Posted by mbowen at 07:38 AM | TrackBack

November 14, 2002

Let Them All Kill Each Other

this is the appropriate attitude for feudalists like myself. if you are somewhat anti-imperialist, then you must agree with me. the problem is that i kinda like the idea of an american empire. don't you? i mean if you believe in global justice and human rights for everyone, and you believe like mlk an injustice anywhere and all that, you're a globalist. only bourgie folks have the luxury, and face it, you're bourgie. yes you are, you buy clothes that you hope will express your personality, therefore you are bourgie, and likely to become a pompous ass. i readily admit to being a pompous ass, and what blogger is not? but i'm not so bourgie as you. i don't even wash my car.

i'm a recovering organic. an organic is basically a person like harrison ford in 'the mosquito coast'. somebody who is painfully conscious of their usage of consumer products. an organic is an acquirer of skills as opposed to brickabrak. macguyver is the patron saint of organics. we hate designer labels, we'd rather learn guitar than pretend to like r.e.m., we despise people who are incredibly demanding of waiters and can't boil water. organic women, despite their similarity to janeane garofalo would never be a *fan*. i am not so organic as i used to be. why? in a word, wal-mart. but that's another story.

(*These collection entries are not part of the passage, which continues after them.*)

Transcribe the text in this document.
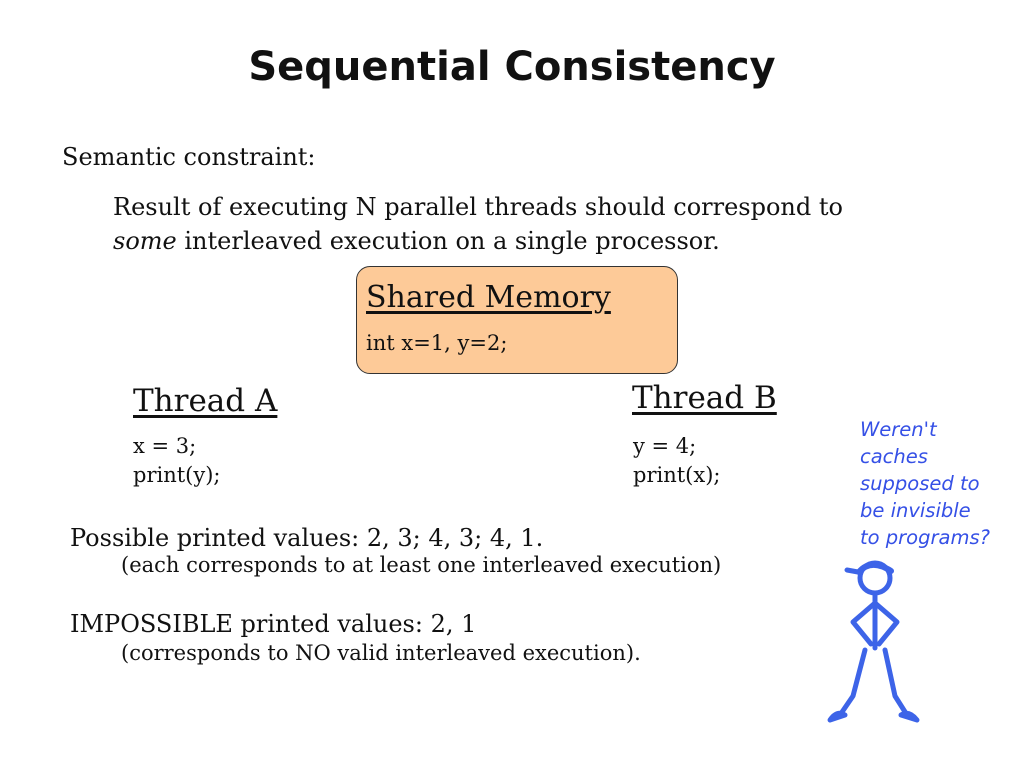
Sequential Consistency
Semantic constraint:
Result of executing N parallel threads should correspond to
some interleaved execution on a single processor.
Shared Memory
int x=1, y=2;
Thread A
x = 3;
print(y);
Thread B
y = 4;
print(x);
Possible printed values: 2, 3; 4, 3; 4, 1.
(each corresponds to at least one interleaved execution)
IMPOSSIBLE printed values: 2, 1
(corresponds to NO valid interleaved execution).
Weren't
caches
supposed to
be invisible
to programs?
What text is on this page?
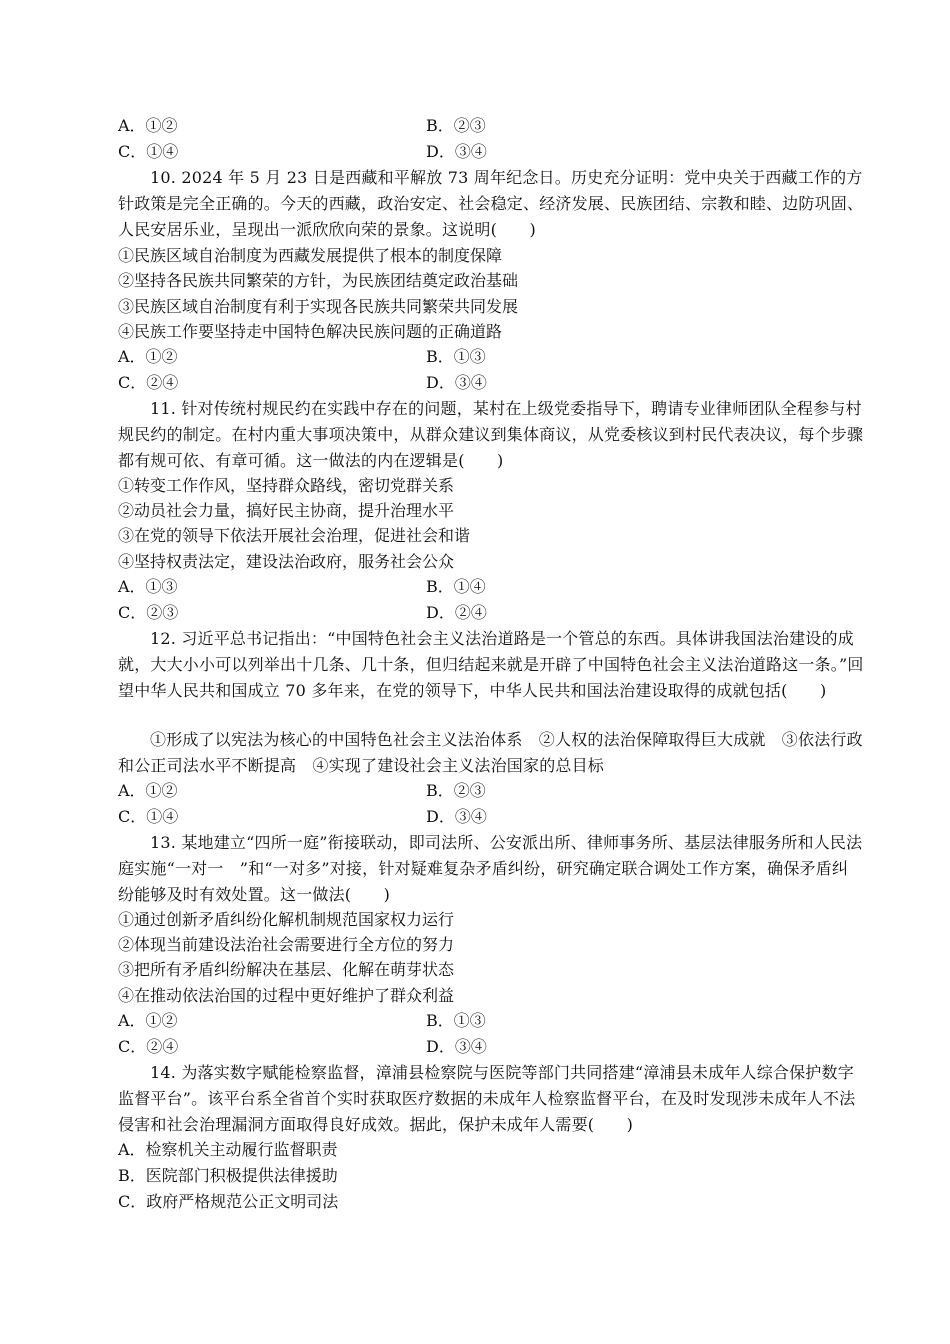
A．①②	B．②③
C．①④	D．③④
10. 2024 年 5 月 23 日是西藏和平解放 73 周年纪念日。历史充分证明：党中央关于西藏工作的方针政策是完全正确的。今天的西藏，政治安定、社会稳定、经济发展、民族团结、宗教和睦、边防巩固、人民安居乐业，呈现出一派欣欣向荣的景象。这说明(　　)
①民族区域自治制度为西藏发展提供了根本的制度保障
②坚持各民族共同繁荣的方针，为民族团结奠定政治基础
③民族区域自治制度有利于实现各民族共同繁荣共同发展
④民族工作要坚持走中国特色解决民族问题的正确道路
A．①②	B．①③
C．②④	D．③④
11. 针对传统村规民约在实践中存在的问题，某村在上级党委指导下，聘请专业律师团队全程参与村规民约的制定。在村内重大事项决策中，从群众建议到集体商议，从党委核议到村民代表决议，每个步骤都有规可依、有章可循。这一做法的内在逻辑是(　　)
①转变工作作风，坚持群众路线，密切党群关系
②动员社会力量，搞好民主协商，提升治理水平
③在党的领导下依法开展社会治理，促进社会和谐
④坚持权责法定，建设法治政府，服务社会公众
A．①③	B．①④
C．②③	D．②④
12. 习近平总书记指出：“中国特色社会主义法治道路是一个管总的东西。具体讲我国法治建设的成就，大大小小可以列举出十几条、几十条，但归结起来就是开辟了中国特色社会主义法治道路这一条。”回望中华人民共和国成立 70 多年来，在党的领导下，中华人民共和国法治建设取得的成就包括(　　)
①形成了以宪法为核心的中国特色社会主义法治体系　②人权的法治保障取得巨大成就　③依法行政和公正司法水平不断提高　④实现了建设社会主义法治国家的总目标
A．①②	B．②③
C．①④	D．③④
13. 某地建立“四所一庭”衔接联动，即司法所、公安派出所、律师事务所、基层法律服务所和人民法庭实施“一对一　”和“一对多”对接，针对疑难复杂矛盾纠纷，研究确定联合调处工作方案，确保矛盾纠纷能够及时有效处置。这一做法(　　)
①通过创新矛盾纠纷化解机制规范国家权力运行
②体现当前建设法治社会需要进行全方位的努力
③把所有矛盾纠纷解决在基层、化解在萌芽状态
④在推动依法治国的过程中更好维护了群众利益
A．①②	B．①③
C．②④	D．③④
14. 为落实数字赋能检察监督，漳浦县检察院与医院等部门共同搭建“漳浦县未成年人综合保护数字监督平台”。该平台系全省首个实时获取医疗数据的未成年人检察监督平台，在及时发现涉未成年人不法侵害和社会治理漏洞方面取得良好成效。据此，保护未成年人需要(　　)
A．检察机关主动履行监督职责
B．医院部门积极提供法律援助
C．政府严格规范公正文明司法
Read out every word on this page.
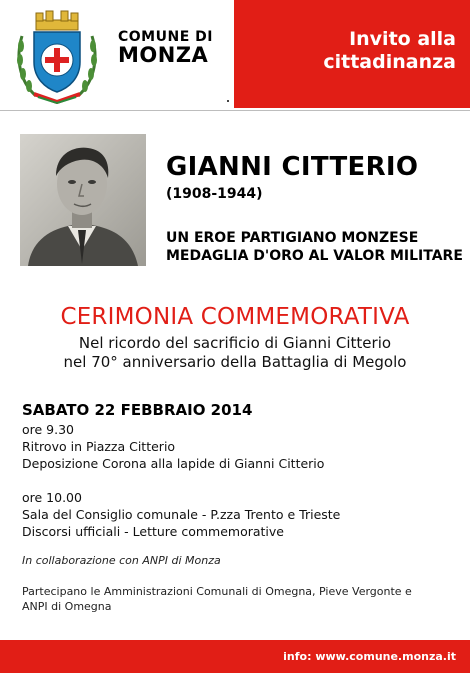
COMUNE DI
MONZA
Invito alla
cittadinanza
GIANNI CITTERIO
(1908-1944)
UN EROE PARTIGIANO MONZESE
MEDAGLIA D'ORO AL VALOR MILITARE
CERIMONIA COMMEMORATIVA
Nel ricordo del sacrificio di Gianni Citterio
nel 70° anniversario della Battaglia di Megolo
SABATO 22 FEBBRAIO 2014
ore 9.30
Ritrovo in Piazza Citterio
Deposizione Corona alla lapide di Gianni Citterio
ore 10.00
Sala del Consiglio comunale - P.zza Trento e Trieste
Discorsi ufficiali - Letture commemorative
In collaborazione con ANPI di Monza
Partecipano le Amministrazioni Comunali di Omegna, Pieve Vergonte e
ANPI di Omegna
info: www.comune.monza.it
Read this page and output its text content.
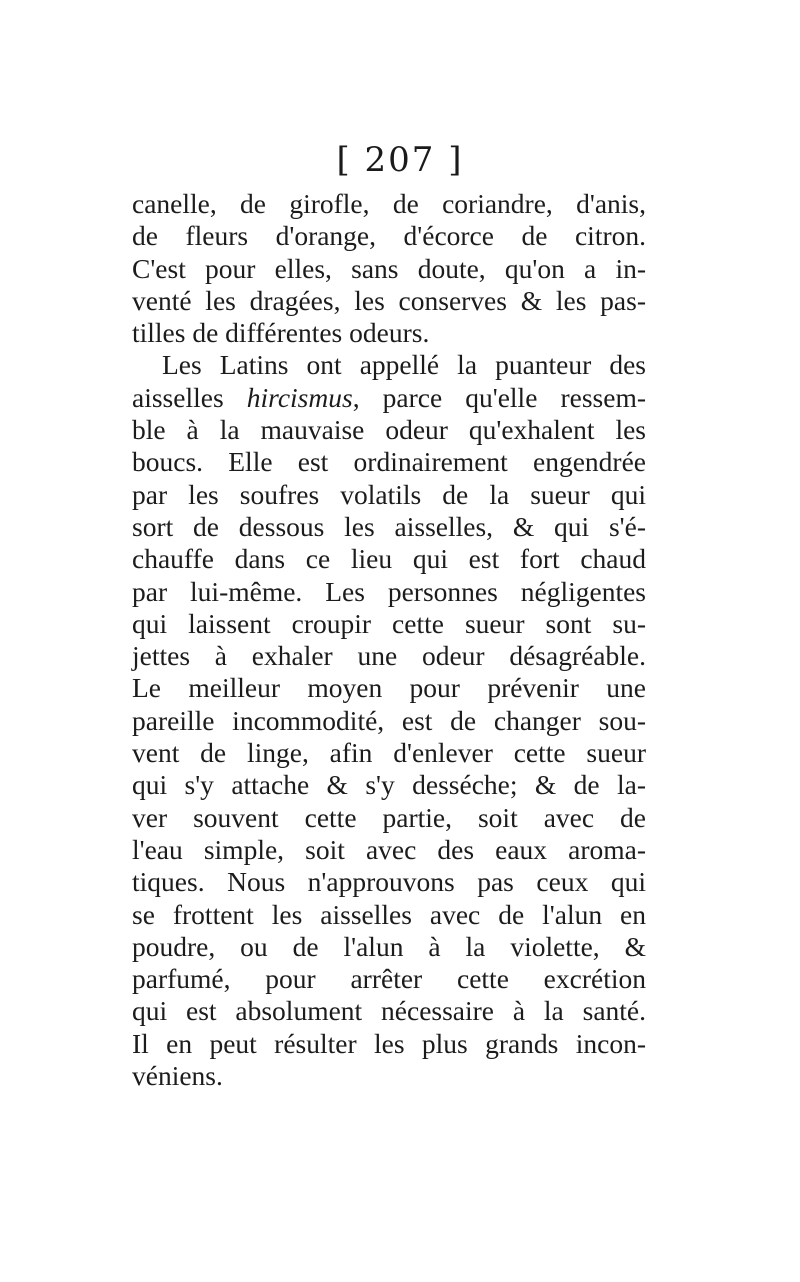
[ 207 ]
canelle, de girofle, de coriandre, d'anis,
de fleurs d'orange, d'écorce de citron.
C'est pour elles, sans doute, qu'on a in-
venté les dragées, les conserves & les pas-
tilles de différentes odeurs.
Les Latins ont appellé la puanteur des
aisselles hircismus, parce qu'elle ressem-
ble à la mauvaise odeur qu'exhalent les
boucs. Elle est ordinairement engendrée
par les soufres volatils de la sueur qui
sort de dessous les aisselles, & qui s'é-
chauffe dans ce lieu qui est fort chaud
par lui-même. Les personnes négligentes
qui laissent croupir cette sueur sont su-
jettes à exhaler une odeur désagréable.
Le meilleur moyen pour prévenir une
pareille incommodité, est de changer sou-
vent de linge, afin d'enlever cette sueur
qui s'y attache & s'y desséche; & de la-
ver souvent cette partie, soit avec de
l'eau simple, soit avec des eaux aroma-
tiques. Nous n'approuvons pas ceux qui
se frottent les aisselles avec de l'alun en
poudre, ou de l'alun à la violette, &
parfumé, pour arrêter cette excrétion
qui est absolument nécessaire à la santé.
Il en peut résulter les plus grands incon-
véniens.
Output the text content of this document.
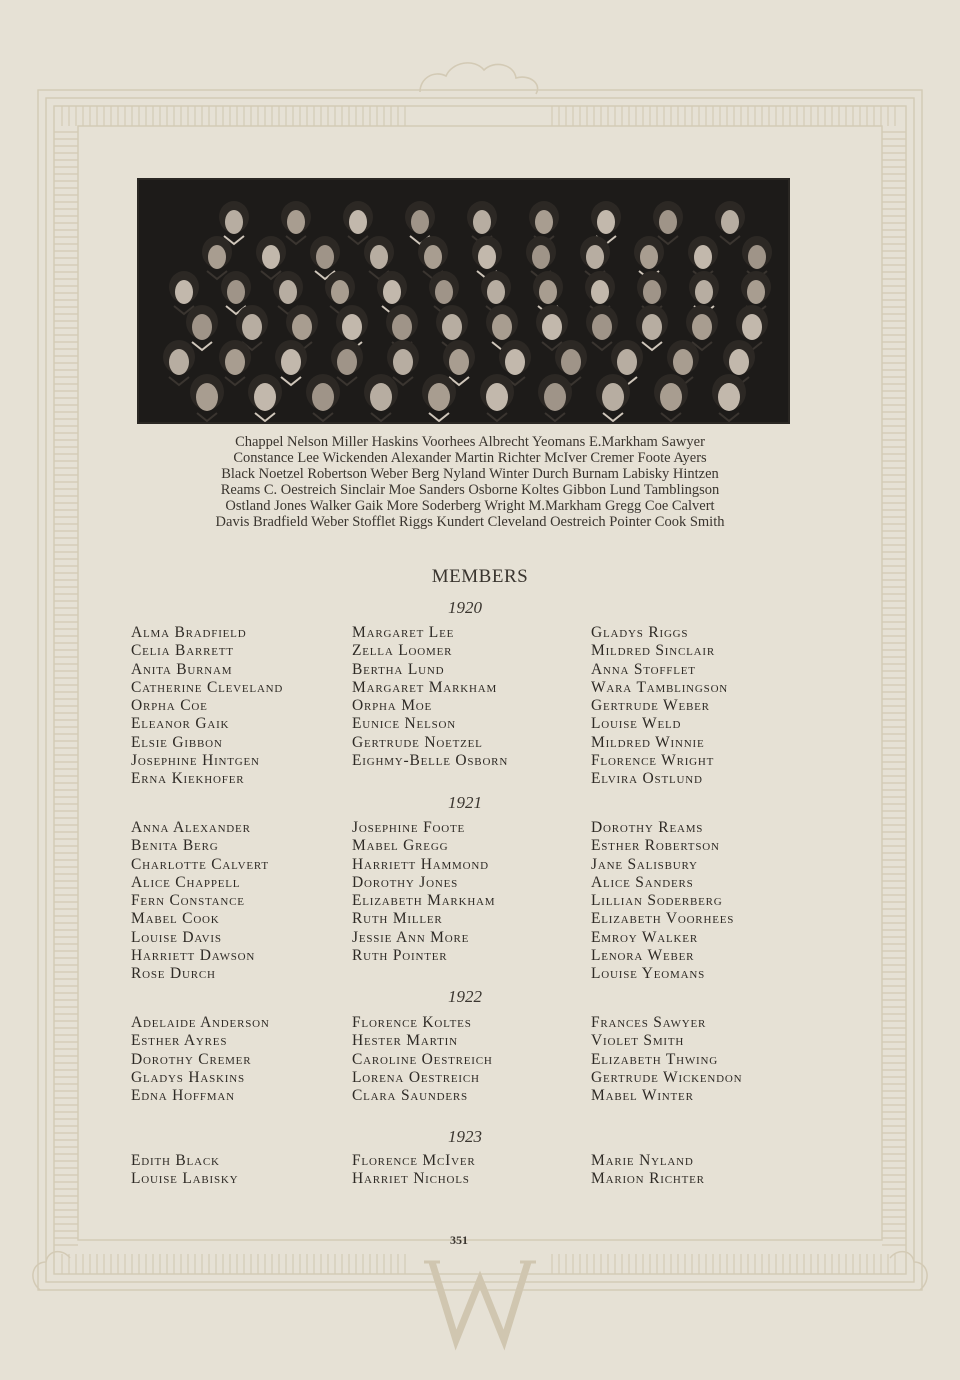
Chappel Nelson Miller Haskins Voorhees Albrecht Yeomans E.Markham Sawyer
Constance Lee Wickenden Alexander Martin Richter McIver Cremer Foote Ayers
Black Noetzel Robertson Weber Berg Nyland Winter Durch Burnam Labisky Hintzen
Reams C. Oestreich Sinclair Moe Sanders Osborne Koltes Gibbon Lund Tamblingson
Ostland Jones Walker Gaik More Soderberg Wright M.Markham Gregg Coe Calvert
Davis Bradfield Weber Stofflet Riggs Kundert Cleveland Oestreich Pointer Cook Smith
MEMBERS
1920
Alma Bradfield
Celia Barrett
Anita Burnam
Catherine Cleveland
Orpha Coe
Eleanor Gaik
Elsie Gibbon
Josephine Hintgen
Erna Kiekhofer
Margaret Lee
Zella Loomer
Bertha Lund
Margaret Markham
Orpha Moe
Eunice Nelson
Gertrude Noetzel
Eighmy-Belle Osborn
Gladys Riggs
Mildred Sinclair
Anna Stofflet
Wara Tamblingson
Gertrude Weber
Louise Weld
Mildred Winnie
Florence Wright
Elvira Ostlund
1921
Anna Alexander
Benita Berg
Charlotte Calvert
Alice Chappell
Fern Constance
Mabel Cook
Louise Davis
Harriett Dawson
Rose Durch
Josephine Foote
Mabel Gregg
Harriett Hammond
Dorothy Jones
Elizabeth Markham
Ruth Miller
Jessie Ann More
Ruth Pointer
Dorothy Reams
Esther Robertson
Jane Salisbury
Alice Sanders
Lillian Soderberg
Elizabeth Voorhees
Emroy Walker
Lenora Weber
Louise Yeomans
1922
Adelaide Anderson
Esther Ayres
Dorothy Cremer
Gladys Haskins
Edna Hoffman
Florence Koltes
Hester Martin
Caroline Oestreich
Lorena Oestreich
Clara Saunders
Frances Sawyer
Violet Smith
Elizabeth Thwing
Gertrude Wickendon
Mabel Winter
1923
Edith Black
Louise Labisky
Florence McIver
Harriet Nichols
Marie Nyland
Marion Richter
351
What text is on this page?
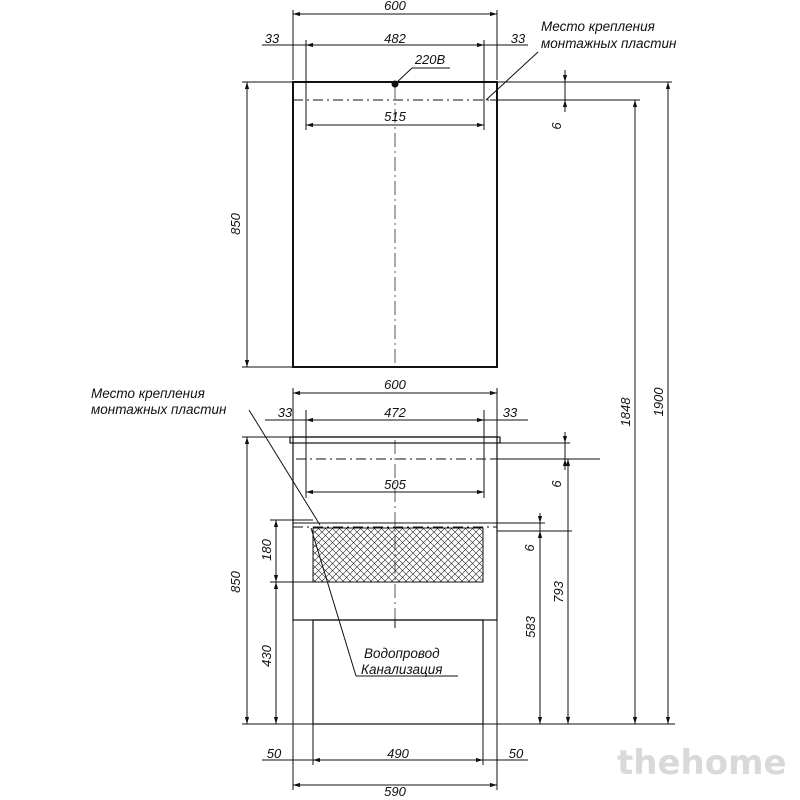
600
33	482	33
220В
515
6
850
Место крепления
монтажных пластин
600
Место крепления
монтажных пластин	33	472	33
505	6
6
180
850
430
583
793
Водопровод
Канализация
50	490	50
590
1848 1900
thehome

the point is that if you are a distributed fuedalist in anticipation of dyson's utopia, or at the very least, fascinated by stephenson's concepts of philes, then you understand the value of a healthy skeptical distance between yourself and your more brutal global neighbors. on the other hand, if you nourish hopes for esparanto, java and the global village, then you want an american empire and robocop. and of course, you probably think gw is doing a good job. on my side of the fence, where there is still room for lapsed organics, you hope for the prospects of a *good* al-quaida at best, like medecines san frontiers, a kind of decentralized backpacking civil troupe, and you scour the web for 100 people who can stand you.

now the conflict is that organics have no refrigerator pals. sure we have vpns and anonymous peer networks, but we don't have people whom we let walk in the front door and grab a beer out of our fridge. well we do, but that was back in college and now they live in des moines, oahu and the 19th arrondisment of paris. not likely to have a pta meeting with those folks. so this is where wal-mart comes in. but that's another story.